PARTICIPANTS from within the greyhound racing industry have announced plans to form their own political party in response to the state government’s decision to ban the sport within NSW as of July 1, 2017.
Dubbed the Australian Sport and Racing Party, the aim will be to field candidates in the State and Federal by-elections and ultimately in the state elections in two years’ time.
The Party intends to oppose the Liberals, the National Party and the Greens on the topic of the proposed ban and to give the entire racing industry a voice, particularly those within the greyhound industry in response to the ban.
The Party will also lobby for fair and equitable support and the sustainable growth for all codes of racing, with the belief being that the industry as a whole has lacked appropriate representation within the government.
The Party is the brainchild of Central Coast greyhound trainer Ray Pitstock who is a member of the NSW Greyhound Breeders, Owners and Trainers Association (GBOTA) and has been a part of the sport for over 40 years.
Pitstock said he was devastated by the decision by Premier Mike Baird and Deputy Premier Troy Grant to close down the industry, but says he has no intentions of standing by and watching as his beloved sport is torn apart.
“Unless a miracle happens the bill to ban greyhound racing is going to go through and come July 2017 greyhounds as we know it won’t exist,” Pitstock told Australian Racing Greyhound.
“My aim is to get in now and get organised so that when the election does come up in 2019 we will be ready to have a crack.
“The response I have received so far has been overwhelming – we even have a leading horse trainer wanting to come on board.
“We are going to canvas and attack every Liberal, National and Green.
“We have already got two people who have put up their hand in my area (Central Coast) to have a go at Adam Crouch the member for Terrigal.
“It is disgusting the way he (Baird) has gone about doing things and his whole attitude towards the greyhound industry.”
Pitstock says the Australian Sport and Racing Party isn’t just for people with an interest in the dishlickers, but for all those fearing the repercussions a ban may have on their lives.
“The party is for all people who feel as though we have been given a raw deal and don’t want the same thing to happen to their industry,” he said.
“It’s totally un-Australian.”
For now, the Party is focused on NSW and Pitstock plans to officially register it once he reaches the required 750 members, a target he says he will easily surpass.
“We have to get 750 members to register the Party, but the way things are going we should have that by the end of the week,” he said.
“I think it could eventually go nationwide – I am surprised by the response I have received at the moment – and I am in the process of registering an ABN number so we will be totally legal.
“I am amazed by the number of people who want to be involved.
“The Upper House is probably the easiest way of getting in, but from the reaction I have got it wouldn’t surprise me if we jagged a Lower House seat.
“In a very short time we received 37,000 signatures on a petition – can you imagine the numbers we could get over the next two and a half years?”
Pitstock is aiming to ensure greyhound racing participants are given a glimmer of hope by the newly formed party, with one of its key objectives being to overturn the proposed NSW greyhound racing prohibition.
“They have got [Dr Keniry] talking about compensation – but how do you put a financial value on emotion?
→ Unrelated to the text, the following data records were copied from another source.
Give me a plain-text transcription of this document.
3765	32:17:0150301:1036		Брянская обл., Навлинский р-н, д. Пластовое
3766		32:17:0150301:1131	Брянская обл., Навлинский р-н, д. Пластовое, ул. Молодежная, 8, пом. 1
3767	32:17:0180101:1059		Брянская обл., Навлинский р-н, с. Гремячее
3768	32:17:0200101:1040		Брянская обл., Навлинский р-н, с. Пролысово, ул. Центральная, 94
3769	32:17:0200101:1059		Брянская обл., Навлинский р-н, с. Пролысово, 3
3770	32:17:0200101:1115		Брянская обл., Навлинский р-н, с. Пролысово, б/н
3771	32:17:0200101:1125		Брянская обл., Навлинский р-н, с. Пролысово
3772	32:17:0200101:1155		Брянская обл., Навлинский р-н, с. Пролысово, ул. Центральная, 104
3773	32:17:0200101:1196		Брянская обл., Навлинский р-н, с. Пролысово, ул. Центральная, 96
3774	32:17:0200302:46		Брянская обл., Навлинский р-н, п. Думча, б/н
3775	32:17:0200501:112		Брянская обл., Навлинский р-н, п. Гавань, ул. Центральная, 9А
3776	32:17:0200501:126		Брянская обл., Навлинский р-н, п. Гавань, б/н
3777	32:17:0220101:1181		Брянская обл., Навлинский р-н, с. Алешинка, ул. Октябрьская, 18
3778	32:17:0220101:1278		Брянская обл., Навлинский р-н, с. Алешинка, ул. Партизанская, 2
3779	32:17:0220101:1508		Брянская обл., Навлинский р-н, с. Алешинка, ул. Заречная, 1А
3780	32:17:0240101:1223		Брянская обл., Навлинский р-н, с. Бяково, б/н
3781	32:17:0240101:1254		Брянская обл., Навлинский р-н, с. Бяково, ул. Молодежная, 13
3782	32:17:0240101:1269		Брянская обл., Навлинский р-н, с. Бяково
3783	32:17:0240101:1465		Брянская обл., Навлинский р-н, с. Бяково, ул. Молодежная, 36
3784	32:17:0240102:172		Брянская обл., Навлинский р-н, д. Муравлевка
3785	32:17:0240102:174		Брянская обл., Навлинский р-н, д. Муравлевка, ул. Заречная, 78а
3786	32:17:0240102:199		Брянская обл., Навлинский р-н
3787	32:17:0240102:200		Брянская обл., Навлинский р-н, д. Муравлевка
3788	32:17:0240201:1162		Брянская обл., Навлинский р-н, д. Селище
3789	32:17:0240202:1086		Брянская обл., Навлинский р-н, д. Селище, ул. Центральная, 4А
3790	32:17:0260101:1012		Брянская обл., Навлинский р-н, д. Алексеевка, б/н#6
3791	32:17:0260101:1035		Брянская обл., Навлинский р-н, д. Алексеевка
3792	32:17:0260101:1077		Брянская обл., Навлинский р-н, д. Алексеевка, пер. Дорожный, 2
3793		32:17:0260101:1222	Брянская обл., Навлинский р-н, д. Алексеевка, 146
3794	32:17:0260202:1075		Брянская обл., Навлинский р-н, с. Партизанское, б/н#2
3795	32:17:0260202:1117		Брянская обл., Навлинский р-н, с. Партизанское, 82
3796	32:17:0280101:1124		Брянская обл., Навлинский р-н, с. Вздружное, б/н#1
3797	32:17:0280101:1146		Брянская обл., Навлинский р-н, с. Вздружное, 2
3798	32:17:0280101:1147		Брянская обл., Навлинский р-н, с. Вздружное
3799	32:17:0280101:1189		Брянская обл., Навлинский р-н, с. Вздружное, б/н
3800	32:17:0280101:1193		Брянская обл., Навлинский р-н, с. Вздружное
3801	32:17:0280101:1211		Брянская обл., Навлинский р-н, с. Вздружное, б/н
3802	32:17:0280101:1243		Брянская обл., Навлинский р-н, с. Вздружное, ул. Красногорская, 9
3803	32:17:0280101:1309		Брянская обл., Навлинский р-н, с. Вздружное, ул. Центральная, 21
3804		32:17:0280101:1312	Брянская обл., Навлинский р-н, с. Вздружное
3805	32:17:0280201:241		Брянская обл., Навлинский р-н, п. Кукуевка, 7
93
You can’t put a dollar on it – not that I think they would consider a greyhound being worth much anyway.
“There are a lot of people affected here. It will end up affecting about 30,000 – 40,000 people once the whole thing comes into effect.
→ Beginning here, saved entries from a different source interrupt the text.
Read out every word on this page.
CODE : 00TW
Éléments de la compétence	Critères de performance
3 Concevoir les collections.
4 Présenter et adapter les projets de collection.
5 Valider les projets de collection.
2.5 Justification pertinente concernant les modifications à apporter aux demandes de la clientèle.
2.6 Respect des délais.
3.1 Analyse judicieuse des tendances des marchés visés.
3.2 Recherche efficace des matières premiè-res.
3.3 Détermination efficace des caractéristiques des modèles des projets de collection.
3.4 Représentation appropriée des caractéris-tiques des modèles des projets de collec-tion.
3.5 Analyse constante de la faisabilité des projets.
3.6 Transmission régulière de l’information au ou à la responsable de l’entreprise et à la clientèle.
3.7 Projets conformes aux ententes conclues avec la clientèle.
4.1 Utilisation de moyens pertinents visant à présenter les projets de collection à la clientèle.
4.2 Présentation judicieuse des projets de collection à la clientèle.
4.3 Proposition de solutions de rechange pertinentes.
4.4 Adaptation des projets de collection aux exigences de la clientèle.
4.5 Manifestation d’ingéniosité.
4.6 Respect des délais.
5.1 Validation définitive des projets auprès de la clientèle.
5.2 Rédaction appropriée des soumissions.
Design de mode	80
“So many people rely on the industry and it gives a lot of people – especially the elderly – a reason to get up in the morning.
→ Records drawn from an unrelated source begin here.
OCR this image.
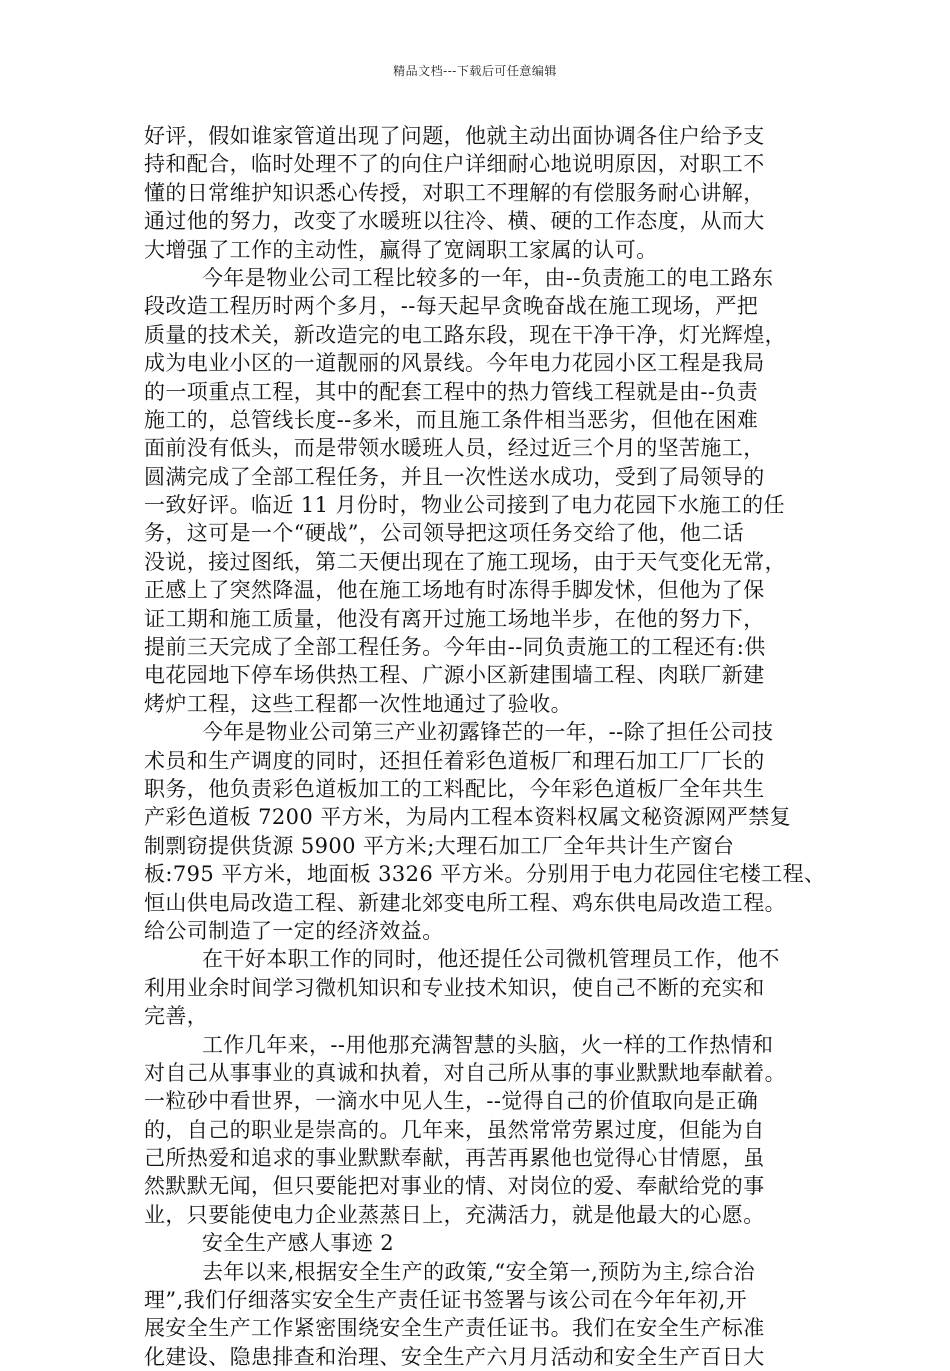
精品文档---下载后可任意编辑
好评，假如谁家管道出现了问题，他就主动出面协调各住户给予支
持和配合，临时处理不了的向住户详细耐心地说明原因，对职工不
懂的日常维护知识悉心传授，对职工不理解的有偿服务耐心讲解，
通过他的努力，改变了水暖班以往冷、横、硬的工作态度，从而大
大增强了工作的主动性，赢得了宽阔职工家属的认可。
今年是物业公司工程比较多的一年，由--负责施工的电工路东
段改造工程历时两个多月，--每天起早贪晚奋战在施工现场，严把
质量的技术关，新改造完的电工路东段，现在干净干净，灯光辉煌，
成为电业小区的一道靓丽的风景线。今年电力花园小区工程是我局
的一项重点工程，其中的配套工程中的热力管线工程就是由--负责
施工的，总管线长度--多米，而且施工条件相当恶劣，但他在困难
面前没有低头，而是带领水暖班人员，经过近三个月的坚苦施工，
圆满完成了全部工程任务，并且一次性送水成功，受到了局领导的
一致好评。临近 11 月份时，物业公司接到了电力花园下水施工的任
务，这可是一个“硬战”，公司领导把这项任务交给了他，他二话
没说，接过图纸，第二天便出现在了施工现场，由于天气变化无常，
正感上了突然降温，他在施工场地有时冻得手脚发怵，但他为了保
证工期和施工质量，他没有离开过施工场地半步，在他的努力下，
提前三天完成了全部工程任务。今年由--同负责施工的工程还有:供
电花园地下停车场供热工程、广源小区新建围墙工程、肉联厂新建
烤炉工程，这些工程都一次性地通过了验收。
今年是物业公司第三产业初露锋芒的一年，--除了担任公司技
术员和生产调度的同时，还担任着彩色道板厂和理石加工厂厂长的
职务，他负责彩色道板加工的工料配比，今年彩色道板厂全年共生
产彩色道板 7200 平方米，为局内工程本资料权属文秘资源网严禁复
制剽窃提供货源 5900 平方米;大理石加工厂全年共计生产窗台
板:795 平方米，地面板 3326 平方米。分别用于电力花园住宅楼工程、
恒山供电局改造工程、新建北郊变电所工程、鸡东供电局改造工程。
给公司制造了一定的经济效益。
在干好本职工作的同时，他还提任公司微机管理员工作，他不
利用业余时间学习微机知识和专业技术知识，使自己不断的充实和
完善，
工作几年来，--用他那充满智慧的头脑，火一样的工作热情和
对自己从事事业的真诚和执着，对自己所从事的事业默默地奉献着。
一粒砂中看世界，一滴水中见人生，--觉得自己的价值取向是正确
的，自己的职业是崇高的。几年来，虽然常常劳累过度，但能为自
己所热爱和追求的事业默默奉献，再苦再累他也觉得心甘情愿，虽
然默默无闻，但只要能把对事业的情、对岗位的爱、奉献给党的事
业，只要能使电力企业蒸蒸日上，充满活力，就是他最大的心愿。
安全生产感人事迹 2
去年以来,根据安全生产的政策,“安全第一,预防为主,综合治
理”,我们仔细落实安全生产责任证书签署与该公司在今年年初,开
展安全生产工作紧密围绕安全生产责任证书。我们在安全生产标准
化建设、隐患排查和治理、安全生产六月月活动和安全生产百日大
“What will these people have to live for once it’s been taken away?”
Pitstock is also hopeful that the Australian Sport and Racing Party will send shockwaves through to the government, delivering a message to the people at the helm that the greyhound industry won’t be going down without a fight.
“Their attitude is that they have put it through and now we are going to lay down – they think we are all Labor voters so why worry about us,” he said.
“But we are not going to lay down – they are going to have a massive fight on their hands come election time.
“We are going ahead with this and we are not going to let everyone down – we will fight for the greyhound racing industry.”